Interview JAN FEDDERSEN

taz.mag: Warum war Frankreich von Jugend an Ihr Traumland?

Hans R. Beierlein: Ich kann bis heute kein Wort dieser schönen Sprache, aber ihr Klang hat mich verführt. Und das Essen. Die Frauen. Ihr Charme. Das Lebensgefühl dort. Und in Frankreich ist es kein Problem, wenn ein Kommunist auf einen Kapitalisten trifft. Sie sprechen miteinander. Das hat mir gefallen.

War das der Grund, weshalb Sie Udo Jürgens zunächst einen Auftritt im Pariser „Olympia“ verschafft haben, ehe er Deutschland „erobern“ konnte?

Ja, in der Tat. Ich wusste, dass die Deutschen mit unendlicher Hingabe an allem hängen, was aus dem Ausland kommt. Das war schon bei den Nazis so. Johannes Heesters, ein Niederländer. Rosita Serrano, eine Chilenin. Zarah Leander, eine Schwedin.

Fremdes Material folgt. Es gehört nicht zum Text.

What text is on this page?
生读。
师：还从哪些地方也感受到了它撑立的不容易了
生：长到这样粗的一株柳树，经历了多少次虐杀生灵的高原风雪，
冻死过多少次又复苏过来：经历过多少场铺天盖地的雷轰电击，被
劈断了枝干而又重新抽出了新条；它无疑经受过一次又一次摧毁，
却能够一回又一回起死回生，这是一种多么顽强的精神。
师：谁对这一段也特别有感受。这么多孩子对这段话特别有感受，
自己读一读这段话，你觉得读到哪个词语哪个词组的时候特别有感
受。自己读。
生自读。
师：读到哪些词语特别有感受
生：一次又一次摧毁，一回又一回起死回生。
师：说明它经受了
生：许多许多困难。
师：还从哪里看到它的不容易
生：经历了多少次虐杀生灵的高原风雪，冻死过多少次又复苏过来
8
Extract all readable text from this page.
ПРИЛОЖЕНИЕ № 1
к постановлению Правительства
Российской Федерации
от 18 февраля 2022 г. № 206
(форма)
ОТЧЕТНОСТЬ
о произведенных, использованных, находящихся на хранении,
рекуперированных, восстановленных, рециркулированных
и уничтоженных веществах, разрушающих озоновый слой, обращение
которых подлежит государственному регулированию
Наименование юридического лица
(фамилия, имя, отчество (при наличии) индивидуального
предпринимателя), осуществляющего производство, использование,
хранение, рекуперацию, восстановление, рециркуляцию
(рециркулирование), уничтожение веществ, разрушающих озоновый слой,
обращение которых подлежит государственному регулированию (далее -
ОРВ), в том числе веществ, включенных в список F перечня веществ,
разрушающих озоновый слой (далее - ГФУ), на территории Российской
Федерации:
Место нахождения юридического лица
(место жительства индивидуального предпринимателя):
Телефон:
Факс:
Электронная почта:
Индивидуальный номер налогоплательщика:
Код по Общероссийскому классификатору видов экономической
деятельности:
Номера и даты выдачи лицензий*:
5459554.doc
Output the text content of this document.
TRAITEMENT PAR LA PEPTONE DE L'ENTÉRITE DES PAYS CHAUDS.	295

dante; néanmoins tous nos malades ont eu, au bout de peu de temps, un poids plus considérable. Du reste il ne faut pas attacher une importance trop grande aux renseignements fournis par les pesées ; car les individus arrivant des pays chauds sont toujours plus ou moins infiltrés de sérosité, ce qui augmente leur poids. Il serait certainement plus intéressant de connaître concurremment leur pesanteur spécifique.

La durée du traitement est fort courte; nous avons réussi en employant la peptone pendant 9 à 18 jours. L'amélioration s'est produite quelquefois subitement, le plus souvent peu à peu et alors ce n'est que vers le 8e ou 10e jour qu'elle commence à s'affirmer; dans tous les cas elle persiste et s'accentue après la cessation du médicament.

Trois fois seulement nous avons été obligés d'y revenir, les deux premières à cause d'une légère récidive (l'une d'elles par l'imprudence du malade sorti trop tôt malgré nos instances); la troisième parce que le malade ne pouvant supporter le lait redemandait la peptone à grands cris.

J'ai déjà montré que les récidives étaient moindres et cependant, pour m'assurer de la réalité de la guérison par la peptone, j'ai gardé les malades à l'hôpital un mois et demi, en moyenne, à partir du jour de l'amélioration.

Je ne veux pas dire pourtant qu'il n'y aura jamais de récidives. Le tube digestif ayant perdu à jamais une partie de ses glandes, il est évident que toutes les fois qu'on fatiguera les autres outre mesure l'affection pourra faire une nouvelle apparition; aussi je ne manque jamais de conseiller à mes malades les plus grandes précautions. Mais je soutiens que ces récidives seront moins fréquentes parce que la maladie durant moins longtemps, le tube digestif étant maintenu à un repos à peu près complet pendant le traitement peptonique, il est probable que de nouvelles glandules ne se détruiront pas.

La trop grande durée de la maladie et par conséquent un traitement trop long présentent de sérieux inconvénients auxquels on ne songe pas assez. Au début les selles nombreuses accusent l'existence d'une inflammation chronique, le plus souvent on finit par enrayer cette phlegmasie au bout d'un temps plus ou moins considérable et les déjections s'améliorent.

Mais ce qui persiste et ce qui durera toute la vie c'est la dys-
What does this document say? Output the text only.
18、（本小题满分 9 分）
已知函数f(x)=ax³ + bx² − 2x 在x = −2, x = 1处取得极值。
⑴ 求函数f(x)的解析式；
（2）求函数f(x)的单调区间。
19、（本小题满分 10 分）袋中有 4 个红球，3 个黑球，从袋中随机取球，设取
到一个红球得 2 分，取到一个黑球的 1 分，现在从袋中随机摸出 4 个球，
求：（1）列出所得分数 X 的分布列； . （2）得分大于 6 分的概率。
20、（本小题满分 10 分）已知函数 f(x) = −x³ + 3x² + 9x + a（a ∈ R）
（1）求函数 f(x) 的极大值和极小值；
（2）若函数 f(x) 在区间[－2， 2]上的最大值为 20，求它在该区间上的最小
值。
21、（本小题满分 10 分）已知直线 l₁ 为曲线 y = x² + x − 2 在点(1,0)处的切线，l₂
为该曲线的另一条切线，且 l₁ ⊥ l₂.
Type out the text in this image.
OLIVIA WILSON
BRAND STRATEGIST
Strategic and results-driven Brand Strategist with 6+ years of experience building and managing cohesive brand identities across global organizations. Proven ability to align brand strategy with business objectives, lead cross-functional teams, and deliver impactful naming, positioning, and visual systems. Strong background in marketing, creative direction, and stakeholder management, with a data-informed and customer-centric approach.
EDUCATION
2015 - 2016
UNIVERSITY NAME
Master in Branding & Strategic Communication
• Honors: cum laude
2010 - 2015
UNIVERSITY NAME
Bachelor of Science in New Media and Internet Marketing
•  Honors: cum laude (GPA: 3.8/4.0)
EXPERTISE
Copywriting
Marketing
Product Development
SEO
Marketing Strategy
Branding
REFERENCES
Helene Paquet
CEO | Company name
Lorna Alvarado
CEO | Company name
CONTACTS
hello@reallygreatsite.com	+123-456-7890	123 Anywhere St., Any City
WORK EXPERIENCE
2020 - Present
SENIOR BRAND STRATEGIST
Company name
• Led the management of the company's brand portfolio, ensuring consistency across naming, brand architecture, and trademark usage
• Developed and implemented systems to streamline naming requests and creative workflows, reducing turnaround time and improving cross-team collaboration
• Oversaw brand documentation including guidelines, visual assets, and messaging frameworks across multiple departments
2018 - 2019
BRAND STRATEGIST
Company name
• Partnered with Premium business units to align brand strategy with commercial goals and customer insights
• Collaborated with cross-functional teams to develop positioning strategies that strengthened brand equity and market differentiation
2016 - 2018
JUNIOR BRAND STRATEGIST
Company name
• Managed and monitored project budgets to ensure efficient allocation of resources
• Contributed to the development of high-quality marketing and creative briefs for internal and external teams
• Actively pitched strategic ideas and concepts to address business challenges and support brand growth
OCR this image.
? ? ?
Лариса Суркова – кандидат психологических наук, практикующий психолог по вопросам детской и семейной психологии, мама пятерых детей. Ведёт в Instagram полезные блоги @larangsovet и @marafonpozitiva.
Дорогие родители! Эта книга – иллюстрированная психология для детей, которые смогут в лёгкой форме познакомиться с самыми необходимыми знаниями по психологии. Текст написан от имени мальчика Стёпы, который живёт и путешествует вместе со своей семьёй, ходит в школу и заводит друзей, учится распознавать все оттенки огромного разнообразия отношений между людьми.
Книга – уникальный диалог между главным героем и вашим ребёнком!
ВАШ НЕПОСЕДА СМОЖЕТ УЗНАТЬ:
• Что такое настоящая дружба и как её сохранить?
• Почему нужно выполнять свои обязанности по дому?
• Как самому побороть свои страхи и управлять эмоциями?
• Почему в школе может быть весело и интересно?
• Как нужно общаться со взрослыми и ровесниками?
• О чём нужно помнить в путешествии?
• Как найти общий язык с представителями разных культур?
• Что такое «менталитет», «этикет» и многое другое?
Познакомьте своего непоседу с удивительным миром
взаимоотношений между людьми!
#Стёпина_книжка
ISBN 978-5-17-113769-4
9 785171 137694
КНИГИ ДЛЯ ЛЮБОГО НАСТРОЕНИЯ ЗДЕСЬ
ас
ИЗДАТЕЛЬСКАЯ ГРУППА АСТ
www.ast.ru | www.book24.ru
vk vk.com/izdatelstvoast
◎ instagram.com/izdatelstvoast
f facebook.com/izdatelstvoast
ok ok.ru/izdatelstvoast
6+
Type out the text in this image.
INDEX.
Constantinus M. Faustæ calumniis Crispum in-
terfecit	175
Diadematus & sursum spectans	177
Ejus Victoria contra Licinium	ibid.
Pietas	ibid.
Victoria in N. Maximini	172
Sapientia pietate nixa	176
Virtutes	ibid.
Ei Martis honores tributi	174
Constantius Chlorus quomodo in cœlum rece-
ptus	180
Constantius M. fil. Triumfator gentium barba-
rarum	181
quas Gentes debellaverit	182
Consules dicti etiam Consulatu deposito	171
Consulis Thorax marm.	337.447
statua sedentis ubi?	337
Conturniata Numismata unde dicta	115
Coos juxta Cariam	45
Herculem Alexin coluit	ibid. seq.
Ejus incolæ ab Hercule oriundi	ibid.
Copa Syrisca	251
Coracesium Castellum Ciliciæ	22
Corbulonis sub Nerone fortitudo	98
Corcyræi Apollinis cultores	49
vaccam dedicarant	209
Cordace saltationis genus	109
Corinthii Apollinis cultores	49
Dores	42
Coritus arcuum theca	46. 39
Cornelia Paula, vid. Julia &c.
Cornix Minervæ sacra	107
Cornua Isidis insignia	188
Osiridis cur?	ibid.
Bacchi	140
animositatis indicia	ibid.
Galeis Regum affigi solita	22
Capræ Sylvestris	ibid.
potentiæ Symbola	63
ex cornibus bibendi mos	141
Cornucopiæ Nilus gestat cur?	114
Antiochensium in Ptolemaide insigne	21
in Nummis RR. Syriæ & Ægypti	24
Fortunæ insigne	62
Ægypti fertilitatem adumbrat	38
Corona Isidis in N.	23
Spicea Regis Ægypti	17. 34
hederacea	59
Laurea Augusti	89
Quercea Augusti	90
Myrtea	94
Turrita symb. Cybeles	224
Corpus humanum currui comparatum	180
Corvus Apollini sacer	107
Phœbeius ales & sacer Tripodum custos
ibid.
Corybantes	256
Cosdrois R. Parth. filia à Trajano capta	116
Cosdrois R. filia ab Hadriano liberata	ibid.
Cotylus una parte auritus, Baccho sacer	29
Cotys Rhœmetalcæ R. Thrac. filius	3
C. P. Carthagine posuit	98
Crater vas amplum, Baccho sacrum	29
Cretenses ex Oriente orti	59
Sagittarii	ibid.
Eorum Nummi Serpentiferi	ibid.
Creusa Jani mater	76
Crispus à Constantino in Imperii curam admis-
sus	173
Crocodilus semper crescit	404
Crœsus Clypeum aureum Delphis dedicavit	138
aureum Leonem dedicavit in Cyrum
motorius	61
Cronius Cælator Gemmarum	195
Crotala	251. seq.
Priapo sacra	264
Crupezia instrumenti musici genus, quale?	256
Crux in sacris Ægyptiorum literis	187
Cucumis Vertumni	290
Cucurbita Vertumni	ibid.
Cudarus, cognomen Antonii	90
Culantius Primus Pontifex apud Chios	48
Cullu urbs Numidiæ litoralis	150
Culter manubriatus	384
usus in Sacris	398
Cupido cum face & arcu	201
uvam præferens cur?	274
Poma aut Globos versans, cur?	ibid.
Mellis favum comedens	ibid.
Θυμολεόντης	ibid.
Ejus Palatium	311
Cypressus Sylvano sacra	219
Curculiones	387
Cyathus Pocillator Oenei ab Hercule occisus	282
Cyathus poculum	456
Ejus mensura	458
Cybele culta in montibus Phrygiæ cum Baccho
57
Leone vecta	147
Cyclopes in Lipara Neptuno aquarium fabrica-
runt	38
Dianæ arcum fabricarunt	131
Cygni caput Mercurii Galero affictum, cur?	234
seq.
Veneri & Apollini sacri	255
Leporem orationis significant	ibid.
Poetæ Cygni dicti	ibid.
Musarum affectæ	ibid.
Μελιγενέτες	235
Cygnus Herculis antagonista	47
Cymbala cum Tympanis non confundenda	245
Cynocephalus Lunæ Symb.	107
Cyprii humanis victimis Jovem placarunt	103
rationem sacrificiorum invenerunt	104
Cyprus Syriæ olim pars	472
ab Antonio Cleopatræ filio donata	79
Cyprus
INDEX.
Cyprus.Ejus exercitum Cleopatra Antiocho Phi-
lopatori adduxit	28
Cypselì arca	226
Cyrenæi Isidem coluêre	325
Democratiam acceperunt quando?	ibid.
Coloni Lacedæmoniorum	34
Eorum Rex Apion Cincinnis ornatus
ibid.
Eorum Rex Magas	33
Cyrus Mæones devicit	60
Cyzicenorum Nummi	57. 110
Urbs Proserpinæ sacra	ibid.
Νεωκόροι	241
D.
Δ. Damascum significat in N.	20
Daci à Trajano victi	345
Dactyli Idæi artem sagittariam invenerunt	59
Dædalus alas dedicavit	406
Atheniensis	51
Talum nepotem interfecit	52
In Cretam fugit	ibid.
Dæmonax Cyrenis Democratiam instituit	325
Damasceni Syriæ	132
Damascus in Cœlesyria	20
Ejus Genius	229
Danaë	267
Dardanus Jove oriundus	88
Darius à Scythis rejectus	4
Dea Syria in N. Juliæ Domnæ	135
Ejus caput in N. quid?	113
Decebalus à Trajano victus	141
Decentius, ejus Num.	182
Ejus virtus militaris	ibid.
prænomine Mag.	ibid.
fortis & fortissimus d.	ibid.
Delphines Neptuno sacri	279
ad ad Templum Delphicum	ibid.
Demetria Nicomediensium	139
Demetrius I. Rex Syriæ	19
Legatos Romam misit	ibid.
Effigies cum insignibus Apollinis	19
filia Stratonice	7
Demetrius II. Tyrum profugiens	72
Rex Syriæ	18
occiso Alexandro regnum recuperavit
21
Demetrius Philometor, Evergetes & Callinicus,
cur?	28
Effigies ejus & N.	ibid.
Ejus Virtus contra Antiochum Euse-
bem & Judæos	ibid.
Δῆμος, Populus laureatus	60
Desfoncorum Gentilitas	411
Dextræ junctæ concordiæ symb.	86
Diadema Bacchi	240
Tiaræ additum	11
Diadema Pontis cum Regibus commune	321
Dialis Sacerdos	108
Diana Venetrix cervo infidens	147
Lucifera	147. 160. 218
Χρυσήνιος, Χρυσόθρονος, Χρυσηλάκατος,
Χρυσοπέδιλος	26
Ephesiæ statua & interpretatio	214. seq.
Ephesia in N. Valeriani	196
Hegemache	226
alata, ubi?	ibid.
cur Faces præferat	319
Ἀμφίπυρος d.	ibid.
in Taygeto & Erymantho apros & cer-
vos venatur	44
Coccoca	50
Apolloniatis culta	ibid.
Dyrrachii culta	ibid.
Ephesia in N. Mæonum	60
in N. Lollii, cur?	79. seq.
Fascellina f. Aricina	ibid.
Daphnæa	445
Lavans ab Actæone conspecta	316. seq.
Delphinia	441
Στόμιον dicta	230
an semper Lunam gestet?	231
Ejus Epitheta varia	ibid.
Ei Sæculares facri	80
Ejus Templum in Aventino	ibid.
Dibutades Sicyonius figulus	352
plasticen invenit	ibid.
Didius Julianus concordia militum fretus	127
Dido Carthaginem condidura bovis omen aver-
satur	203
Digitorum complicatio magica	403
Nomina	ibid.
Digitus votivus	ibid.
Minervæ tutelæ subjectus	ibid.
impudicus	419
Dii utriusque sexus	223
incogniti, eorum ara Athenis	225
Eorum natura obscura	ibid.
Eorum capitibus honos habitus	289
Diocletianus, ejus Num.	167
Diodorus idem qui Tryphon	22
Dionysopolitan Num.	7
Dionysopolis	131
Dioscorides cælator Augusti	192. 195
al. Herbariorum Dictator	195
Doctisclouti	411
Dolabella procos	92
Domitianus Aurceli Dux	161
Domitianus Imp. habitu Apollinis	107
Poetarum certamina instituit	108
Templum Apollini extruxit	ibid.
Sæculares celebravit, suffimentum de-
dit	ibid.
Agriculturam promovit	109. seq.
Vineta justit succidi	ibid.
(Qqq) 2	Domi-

Udo Jürgens gilt als Deutscher.

Ist aber Österreicher. Einer, der Ende der Fünfziger, Anfang der Sechziger in Deutschland mit schlechten Liedern Misserfolge hatte. Sein erstes Lied hieß „Weiße Chrysanthemen“ – und war natürlich ein Flop.

Hätte er überhaupt gegen die Humtatakultur bestehen können?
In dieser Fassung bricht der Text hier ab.